Os presentamos a continuación un primer plato muy interesante y saludable. Otra manera de tomar verduras, que como sabes son un alimento imprescindible para nuestra salud.  Además el nuevo Humus de Guisantes de Argal nos aporta una manera diferente, fácil y divertida de tomar legumbres. ¿Te apuntas?

RECETA DE RAVIOLIS DE CALABACÍN CON HUMUS DE GUISANTES ARGAL, CHAMPIÑONES, GAMBAS, AJETES FRESCOS, QUESO FRESCO, CON PUERRO LAMINADO FRITO

Ingredientes, para 4 personas:

–          3 calabacines

–          2 terrinas de Humus de Guisantes Argal de 220 gramos

–          4 ajetes tiernos

–          200 gr de champiñones

–          1 cebolla

–          200 gr de gambas peladas

–          150 gr queso tipo burgos

–          1 puerro

–          Aceite de oliva, sal y pimienta.

Preparación:

–          Limpiamos y preparamos las verduras. Cortamos el calabacín en láminas (a lo largo) muy finas, sería ideal utilizar una bandolina o un pelador de corte largo… y reservamos. Troceamos también muy pequeño las demás verduras: los champiñones, la cebolla, los ajetes. Reservamos igualmente.

–          Troceamos las gambas, y a parte, desmigamos el queso tipo fresco. Lo guardamos todo.

–          Cocinamos las láminas finas de calabacín, a la plancha, con un poco de aceite de oliva y sal. Vigilamos que no se rompan, y las reservamos estiradas.

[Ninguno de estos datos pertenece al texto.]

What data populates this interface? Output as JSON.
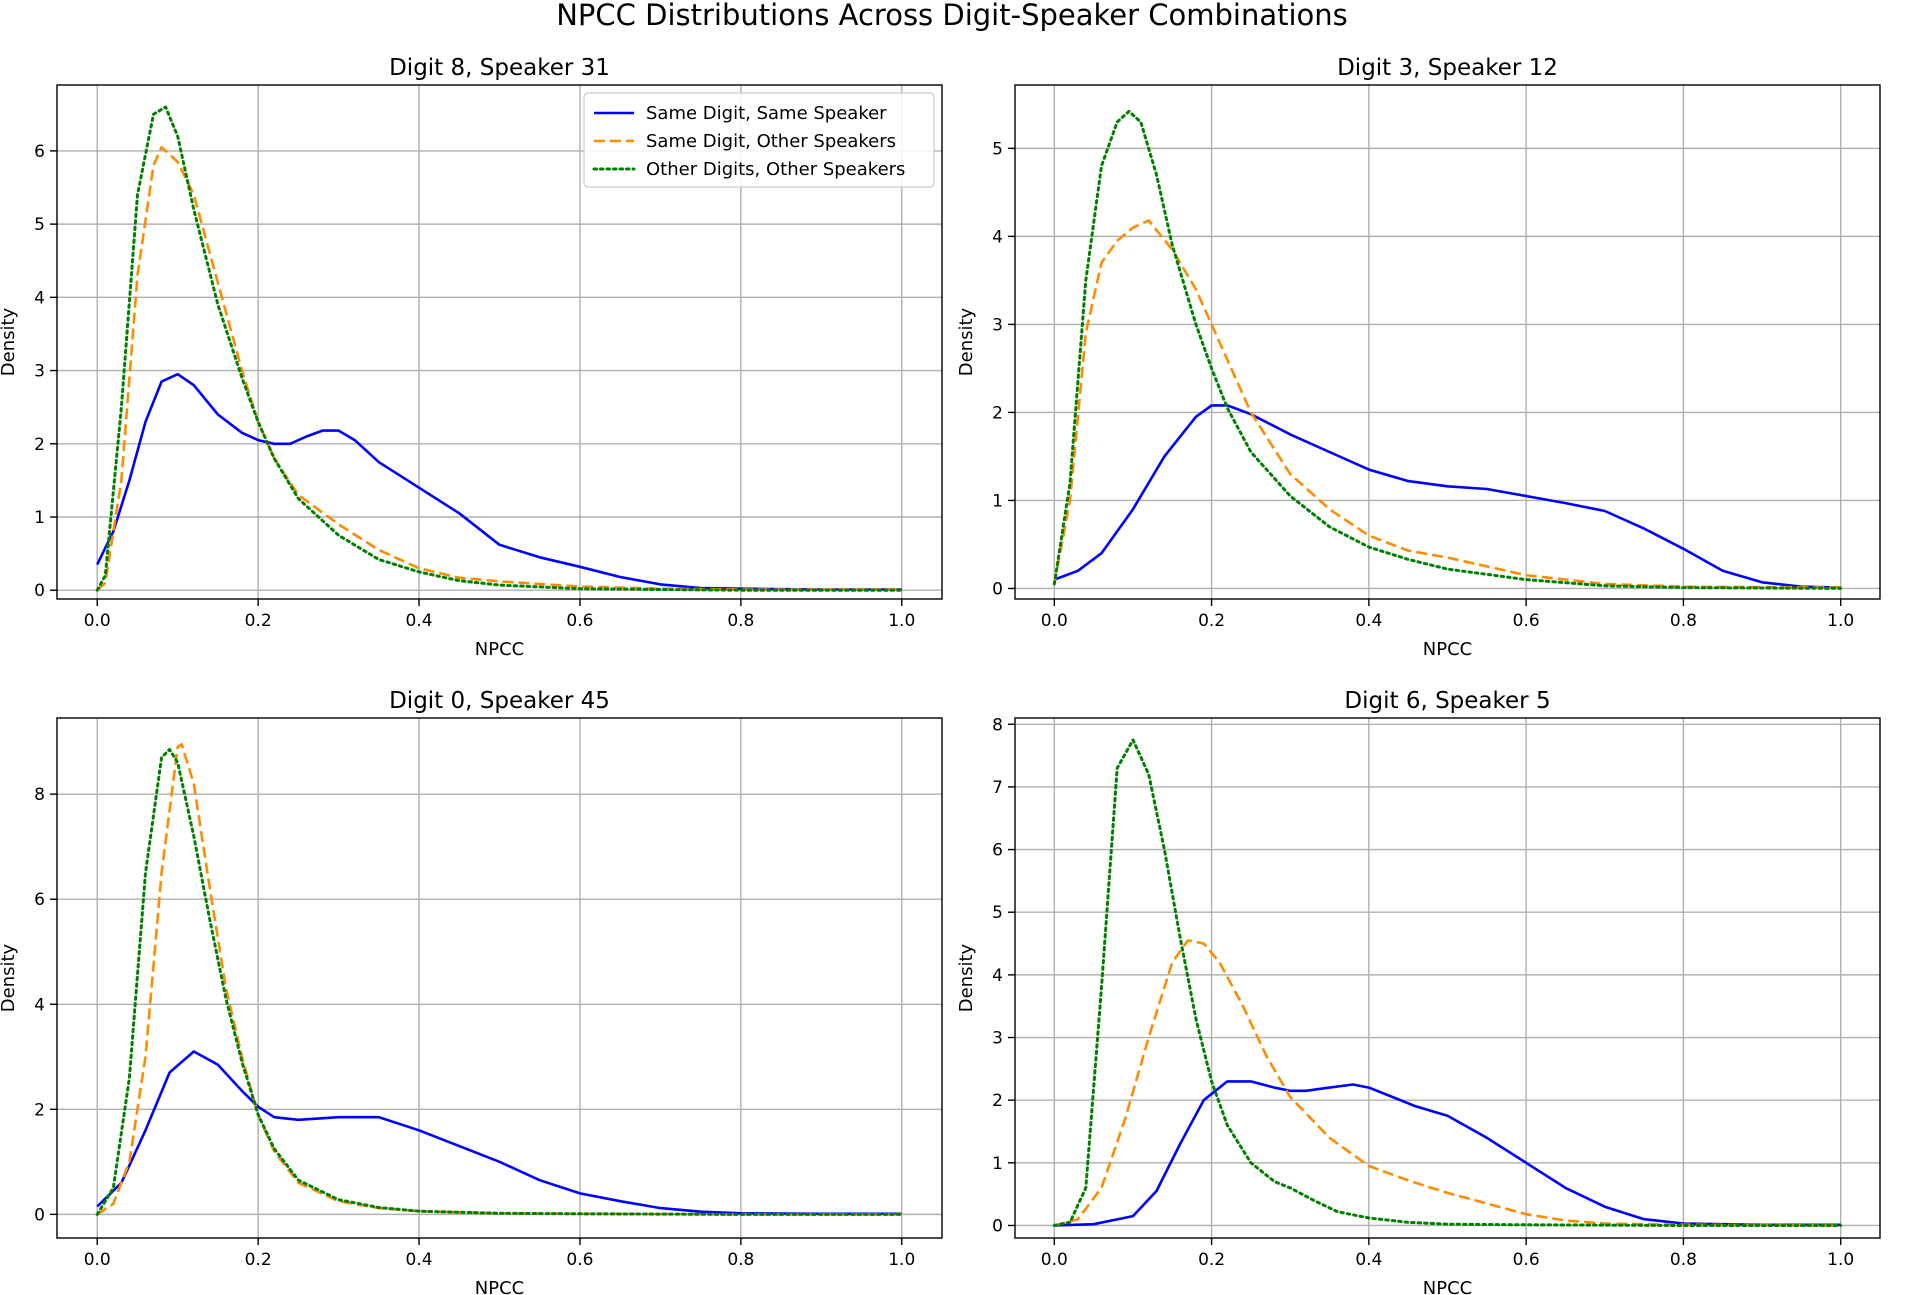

–          Ahora, en una sartén con un poco de aceite de oliva, rehogamos la cebolla, con los ajetes tiernos,  luego añadimos los champiñones y en el último momento, cuando ya estén casi las verduras cocinadas, las gambas, que sólo recibirán un golpe de calor.  Rectificar de sal.

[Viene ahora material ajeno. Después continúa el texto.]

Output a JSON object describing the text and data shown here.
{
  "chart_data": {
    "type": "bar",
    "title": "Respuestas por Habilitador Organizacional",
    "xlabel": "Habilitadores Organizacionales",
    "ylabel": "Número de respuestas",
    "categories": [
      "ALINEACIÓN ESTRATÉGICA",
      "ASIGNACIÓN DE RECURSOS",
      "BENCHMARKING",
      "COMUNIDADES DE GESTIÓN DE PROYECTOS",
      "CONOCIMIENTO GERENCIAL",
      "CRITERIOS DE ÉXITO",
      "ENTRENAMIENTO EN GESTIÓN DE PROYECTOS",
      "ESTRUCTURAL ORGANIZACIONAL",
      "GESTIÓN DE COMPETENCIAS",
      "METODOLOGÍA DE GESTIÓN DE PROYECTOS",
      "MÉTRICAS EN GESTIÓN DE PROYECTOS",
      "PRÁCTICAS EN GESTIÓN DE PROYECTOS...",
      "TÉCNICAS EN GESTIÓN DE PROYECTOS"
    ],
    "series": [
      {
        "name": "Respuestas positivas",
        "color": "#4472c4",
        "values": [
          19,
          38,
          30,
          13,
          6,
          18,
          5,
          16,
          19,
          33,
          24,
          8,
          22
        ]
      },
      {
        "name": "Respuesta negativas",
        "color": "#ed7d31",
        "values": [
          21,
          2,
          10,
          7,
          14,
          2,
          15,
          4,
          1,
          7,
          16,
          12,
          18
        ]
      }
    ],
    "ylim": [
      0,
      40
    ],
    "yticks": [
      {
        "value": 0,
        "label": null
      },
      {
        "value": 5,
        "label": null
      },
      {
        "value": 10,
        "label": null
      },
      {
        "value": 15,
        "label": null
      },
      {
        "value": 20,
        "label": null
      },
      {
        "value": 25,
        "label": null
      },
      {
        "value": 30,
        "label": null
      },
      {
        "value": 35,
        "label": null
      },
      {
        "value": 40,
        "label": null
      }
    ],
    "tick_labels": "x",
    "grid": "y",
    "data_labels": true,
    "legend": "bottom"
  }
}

–          Montamos los raviolis. Disponemos una lámina de calabacín, y cruzada, en la mitad de la primera, otra lámina (tiene que quedar como una cruz).  Ponemos en el centro, dónde se sobreponen las dos láminas, una cucharada de humus de guisantes Argal, luego otra cucharada del sofrito de gambas y verduras, y finalmente una cucharadita de queso fresco desmigado. Ahora, cerramos el ravioli cubriendo el relleno  con las láminas de calabacín, y le damos la vuelta. Así sucesivamente hasta terminar con los ingredientes.

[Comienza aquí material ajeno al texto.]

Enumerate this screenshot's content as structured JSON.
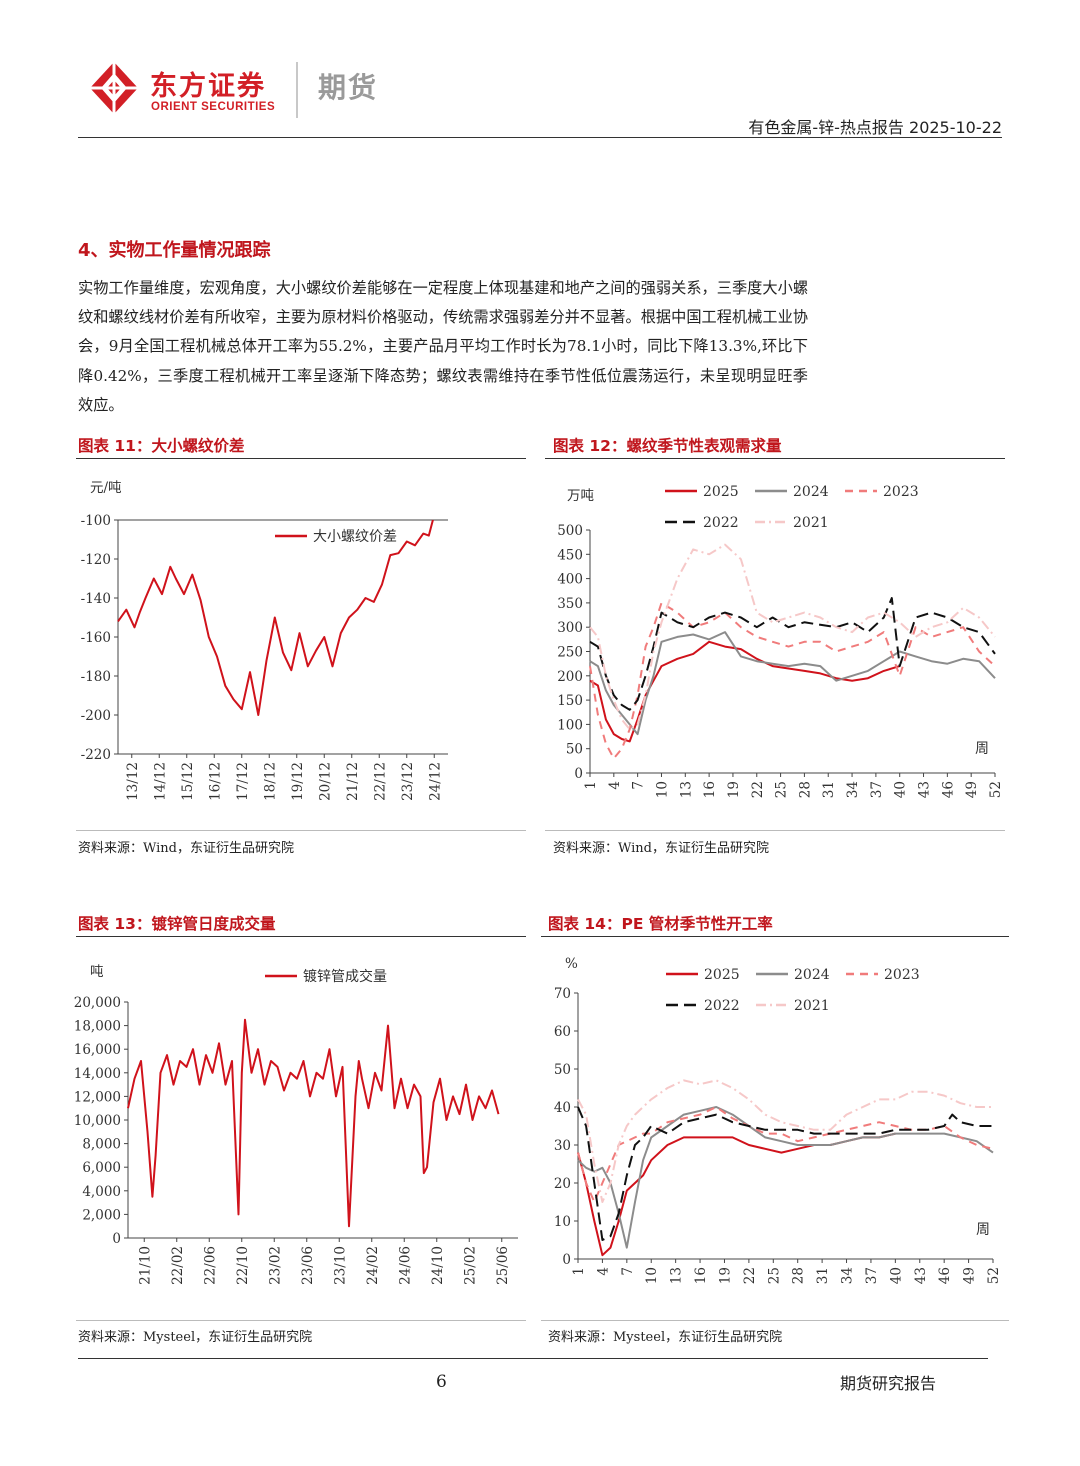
{
  "header": {
    "logo_cn": "东方证券",
    "logo_en": "ORIENT SECURITIES",
    "logo_sub": "期货",
    "report_label": "有色金属-锌-热点报告 2025-10-22"
  },
  "section": {
    "title": "4、实物工作量情况跟踪",
    "paragraph": "实物工作量维度，宏观角度，大小螺纹价差能够在一定程度上体现基建和地产之间的强弱关系，三季度大小螺纹和螺纹线材价差有所收窄，主要为原材料价格驱动，传统需求强弱差分并不显著。根据中国工程机械工业协会，9月全国工程机械总体开工率为55.2%，主要产品月平均工作时长为78.1小时，同比下降13.3%,环比下降0.42%，三季度工程机械开工率呈逐渐下降态势；螺纹表需维持在季节性低位震荡运行，未呈现明显旺季效应。"
  },
  "figures": {
    "fig11": {
      "title": "图表 11：大小螺纹价差",
      "source": "资料来源：Wind，东证衍生品研究院"
    },
    "fig12": {
      "title": "图表 12：螺纹季节性表观需求量",
      "source": "资料来源：Wind，东证衍生品研究院"
    },
    "fig13": {
      "title": "图表 13：镀锌管日度成交量",
      "source": "资料来源：Mysteel，东证衍生品研究院"
    },
    "fig14": {
      "title": "图表 14：PE 管材季节性开工率",
      "source": "资料来源：Mysteel，东证衍生品研究院"
    }
  },
  "colors": {
    "c2025": "#d0121b",
    "c2024": "#8c8c8c",
    "c2023": "#f07b7b",
    "c2022": "#111111",
    "c2021": "#f6c8c8"
  },
  "chart_data": [
    {
      "id": "fig11",
      "type": "line",
      "title": "",
      "ylabel": "元/吨",
      "ylim": [
        -220,
        -100
      ],
      "yticks": [
        -100,
        -120,
        -140,
        -160,
        -180,
        -200,
        -220
      ],
      "categories": [
        "13/12",
        "14/12",
        "15/12",
        "16/12",
        "17/12",
        "18/12",
        "19/12",
        "20/12",
        "21/12",
        "22/12",
        "23/12",
        "24/12"
      ],
      "legend": "top-right",
      "series": [
        {
          "name": "大小螺纹价差",
          "color": "#d0121b",
          "x": [
            0,
            0.3,
            0.6,
            0.8,
            1.0,
            1.3,
            1.6,
            1.9,
            2.1,
            2.4,
            2.7,
            3.0,
            3.3,
            3.6,
            3.9,
            4.2,
            4.5,
            4.8,
            5.1,
            5.4,
            5.7,
            6.0,
            6.3,
            6.6,
            6.9,
            7.2,
            7.5,
            7.8,
            8.1,
            8.4,
            8.7,
            9.0,
            9.3,
            9.6,
            9.9,
            10.2,
            10.5,
            10.8,
            11.1,
            11.3,
            11.45
          ],
          "y": [
            -152,
            -146,
            -155,
            -147,
            -140,
            -130,
            -138,
            -124,
            -130,
            -138,
            -128,
            -141,
            -160,
            -170,
            -185,
            -192,
            -197,
            -178,
            -200,
            -172,
            -150,
            -168,
            -177,
            -158,
            -175,
            -167,
            -160,
            -175,
            -158,
            -150,
            -146,
            -140,
            -142,
            -133,
            -118,
            -117,
            -111,
            -113,
            -107,
            -108,
            -100
          ]
        }
      ]
    },
    {
      "id": "fig12",
      "type": "line",
      "title": "",
      "ylabel": "万吨",
      "xlabel": "周",
      "ylim": [
        0,
        500
      ],
      "yticks": [
        0,
        50,
        100,
        150,
        200,
        250,
        300,
        350,
        400,
        450,
        500
      ],
      "categories": [
        "1",
        "4",
        "7",
        "10",
        "13",
        "16",
        "19",
        "22",
        "25",
        "28",
        "31",
        "34",
        "37",
        "40",
        "43",
        "46",
        "49",
        "52"
      ],
      "legend": "top",
      "series": [
        {
          "name": "2025",
          "color": "#d0121b",
          "dash": "",
          "x": [
            1,
            2,
            3,
            4,
            5,
            6,
            7,
            8,
            9,
            10,
            12,
            14,
            16,
            18,
            20,
            22,
            24,
            26,
            28,
            30,
            32,
            34,
            36,
            38,
            40
          ],
          "y": [
            190,
            180,
            110,
            80,
            70,
            65,
            110,
            160,
            190,
            220,
            235,
            245,
            270,
            260,
            255,
            235,
            220,
            215,
            210,
            205,
            195,
            190,
            195,
            210,
            220
          ]
        },
        {
          "name": "2024",
          "color": "#8c8c8c",
          "dash": "",
          "x": [
            1,
            2,
            3,
            4,
            5,
            6,
            7,
            8,
            9,
            10,
            12,
            14,
            16,
            18,
            20,
            22,
            24,
            26,
            28,
            30,
            32,
            34,
            36,
            38,
            40,
            42,
            44,
            46,
            48,
            50,
            52
          ],
          "y": [
            230,
            220,
            170,
            140,
            120,
            100,
            80,
            150,
            200,
            270,
            280,
            285,
            275,
            290,
            240,
            230,
            225,
            220,
            225,
            220,
            190,
            200,
            210,
            230,
            250,
            240,
            230,
            225,
            235,
            230,
            195
          ]
        },
        {
          "name": "2023",
          "color": "#f07b7b",
          "dash": "8 6",
          "x": [
            1,
            2,
            3,
            4,
            5,
            6,
            7,
            8,
            9,
            10,
            12,
            14,
            16,
            18,
            20,
            22,
            24,
            26,
            28,
            30,
            32,
            34,
            36,
            38,
            40,
            42,
            44,
            46,
            48,
            50,
            52
          ],
          "y": [
            220,
            120,
            60,
            30,
            50,
            90,
            160,
            260,
            300,
            350,
            330,
            300,
            310,
            330,
            300,
            280,
            270,
            260,
            270,
            270,
            250,
            260,
            270,
            290,
            200,
            300,
            280,
            290,
            300,
            250,
            220
          ]
        },
        {
          "name": "2022",
          "color": "#111111",
          "dash": "12 6",
          "x": [
            1,
            2,
            3,
            4,
            5,
            6,
            7,
            8,
            9,
            10,
            12,
            14,
            16,
            18,
            20,
            22,
            24,
            26,
            28,
            30,
            32,
            34,
            36,
            38,
            39,
            40,
            42,
            44,
            46,
            48,
            50,
            52
          ],
          "y": [
            270,
            260,
            200,
            160,
            140,
            130,
            150,
            200,
            260,
            330,
            310,
            300,
            320,
            330,
            320,
            300,
            320,
            300,
            310,
            305,
            300,
            310,
            290,
            320,
            360,
            220,
            320,
            330,
            320,
            300,
            290,
            245
          ]
        },
        {
          "name": "2021",
          "color": "#f6c8c8",
          "dash": "10 4 2 4",
          "x": [
            1,
            2,
            3,
            4,
            5,
            6,
            7,
            8,
            9,
            10,
            12,
            14,
            16,
            18,
            20,
            22,
            24,
            26,
            28,
            30,
            32,
            34,
            36,
            38,
            40,
            42,
            44,
            46,
            48,
            50,
            52
          ],
          "y": [
            300,
            280,
            200,
            150,
            110,
            90,
            100,
            160,
            250,
            310,
            400,
            460,
            450,
            470,
            440,
            330,
            310,
            320,
            330,
            320,
            300,
            290,
            320,
            330,
            310,
            280,
            300,
            310,
            340,
            320,
            280
          ]
        }
      ]
    },
    {
      "id": "fig13",
      "type": "line",
      "title": "",
      "ylabel": "吨",
      "ylim": [
        0,
        20000
      ],
      "yticks": [
        0,
        2000,
        4000,
        6000,
        8000,
        10000,
        12000,
        14000,
        16000,
        18000,
        20000
      ],
      "categories": [
        "21/10",
        "22/02",
        "22/06",
        "22/10",
        "23/02",
        "23/06",
        "23/10",
        "24/02",
        "24/06",
        "24/10",
        "25/02",
        "25/06"
      ],
      "legend": "top",
      "series": [
        {
          "name": "镀锌管成交量",
          "color": "#d0121b",
          "x": [
            0,
            0.2,
            0.4,
            0.6,
            0.75,
            0.85,
            1.0,
            1.2,
            1.4,
            1.6,
            1.8,
            2.0,
            2.2,
            2.4,
            2.6,
            2.8,
            3.0,
            3.2,
            3.4,
            3.5,
            3.6,
            3.8,
            4.0,
            4.2,
            4.4,
            4.6,
            4.8,
            5.0,
            5.2,
            5.4,
            5.6,
            5.8,
            6.0,
            6.2,
            6.4,
            6.6,
            6.8,
            7.0,
            7.1,
            7.2,
            7.4,
            7.6,
            7.8,
            8.0,
            8.2,
            8.4,
            8.6,
            8.8,
            9.0,
            9.1,
            9.2,
            9.4,
            9.6,
            9.8,
            10.0,
            10.2,
            10.4,
            10.6,
            10.8,
            11.0,
            11.2,
            11.4
          ],
          "y": [
            11000,
            13500,
            15000,
            9000,
            3500,
            7000,
            14000,
            15500,
            13000,
            15000,
            14500,
            16000,
            13000,
            15500,
            14000,
            16500,
            13000,
            15000,
            2000,
            14000,
            18500,
            14000,
            16000,
            13000,
            15000,
            14500,
            12500,
            14000,
            13500,
            15000,
            12000,
            14000,
            13500,
            16000,
            12000,
            14500,
            1000,
            12000,
            15000,
            13500,
            11000,
            14000,
            12500,
            18000,
            11000,
            13500,
            11000,
            13000,
            12000,
            5500,
            6000,
            11500,
            13500,
            10000,
            12000,
            10500,
            13000,
            10000,
            12000,
            11000,
            12500,
            10500
          ]
        }
      ]
    },
    {
      "id": "fig14",
      "type": "line",
      "title": "",
      "ylabel": "%",
      "xlabel": "周",
      "ylim": [
        0,
        70
      ],
      "yticks": [
        0,
        10,
        20,
        30,
        40,
        50,
        60,
        70
      ],
      "categories": [
        "1",
        "4",
        "7",
        "10",
        "13",
        "16",
        "19",
        "22",
        "25",
        "28",
        "31",
        "34",
        "37",
        "40",
        "43",
        "46",
        "49",
        "52"
      ],
      "legend": "top",
      "series": [
        {
          "name": "2025",
          "color": "#d0121b",
          "dash": "",
          "x": [
            1,
            2,
            3,
            4,
            5,
            6,
            7,
            8,
            9,
            10,
            12,
            14,
            16,
            18,
            20,
            22,
            24,
            26,
            28,
            30,
            32,
            34,
            36,
            38,
            40
          ],
          "y": [
            28,
            20,
            10,
            1,
            3,
            10,
            18,
            20,
            22,
            26,
            30,
            32,
            32,
            32,
            32,
            30,
            29,
            28,
            29,
            30,
            30,
            31,
            32,
            32,
            33
          ]
        },
        {
          "name": "2024",
          "color": "#8c8c8c",
          "dash": "",
          "x": [
            1,
            2,
            3,
            4,
            5,
            6,
            7,
            8,
            9,
            10,
            12,
            14,
            16,
            18,
            20,
            22,
            24,
            26,
            28,
            30,
            32,
            34,
            36,
            38,
            40,
            42,
            44,
            46,
            48,
            50,
            52
          ],
          "y": [
            26,
            24,
            23,
            24,
            20,
            12,
            3,
            15,
            26,
            32,
            35,
            38,
            39,
            40,
            38,
            35,
            32,
            31,
            30,
            30,
            30,
            31,
            32,
            32,
            33,
            33,
            33,
            33,
            32,
            31,
            28
          ]
        },
        {
          "name": "2023",
          "color": "#f07b7b",
          "dash": "8 6",
          "x": [
            1,
            2,
            3,
            4,
            5,
            6,
            7,
            8,
            9,
            10,
            12,
            14,
            16,
            18,
            20,
            22,
            24,
            26,
            28,
            30,
            32,
            34,
            36,
            38,
            40,
            42,
            44,
            46,
            48,
            50,
            52
          ],
          "y": [
            28,
            20,
            15,
            20,
            25,
            30,
            31,
            32,
            33,
            33,
            36,
            37,
            38,
            40,
            37,
            35,
            33,
            33,
            31,
            32,
            33,
            34,
            35,
            36,
            35,
            34,
            34,
            35,
            32,
            30,
            29
          ]
        },
        {
          "name": "2022",
          "color": "#111111",
          "dash": "12 6",
          "x": [
            1,
            2,
            3,
            4,
            5,
            6,
            7,
            8,
            9,
            10,
            12,
            14,
            16,
            18,
            20,
            22,
            24,
            26,
            28,
            30,
            32,
            34,
            36,
            38,
            40,
            42,
            44,
            46,
            47,
            48,
            50,
            52
          ],
          "y": [
            40,
            35,
            20,
            5,
            6,
            12,
            22,
            30,
            32,
            35,
            33,
            36,
            37,
            38,
            36,
            35,
            34,
            34,
            34,
            33,
            33,
            33,
            33,
            33,
            34,
            34,
            34,
            35,
            38,
            36,
            35,
            35
          ]
        },
        {
          "name": "2021",
          "color": "#f6c8c8",
          "dash": "10 4 2 4",
          "x": [
            1,
            2,
            3,
            4,
            5,
            6,
            7,
            8,
            9,
            10,
            12,
            14,
            16,
            18,
            20,
            22,
            24,
            26,
            28,
            30,
            32,
            34,
            36,
            38,
            40,
            42,
            44,
            46,
            48,
            50,
            52
          ],
          "y": [
            42,
            38,
            25,
            15,
            20,
            30,
            35,
            38,
            40,
            42,
            45,
            47,
            46,
            47,
            45,
            42,
            38,
            36,
            35,
            34,
            34,
            38,
            40,
            42,
            42,
            44,
            44,
            43,
            41,
            40,
            40
          ]
        }
      ]
    }
  ],
  "footer": {
    "page_number": "6",
    "label": "期货研究报告"
  }
}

–          Antes de servir, puedes darle un toque de horno para que se calienten.

–          Para emplatar, sólo quedará laminar muy finamente el puerro, y freírlo en abundante aceite para que quede muy tostado y crujiente. Déjalo en papel de cocina absorbente para que pierda el exceso de aceite. Pon un pellizco de este encima de cada ravioli. Salpimienta al gusto y ¡listos para servir!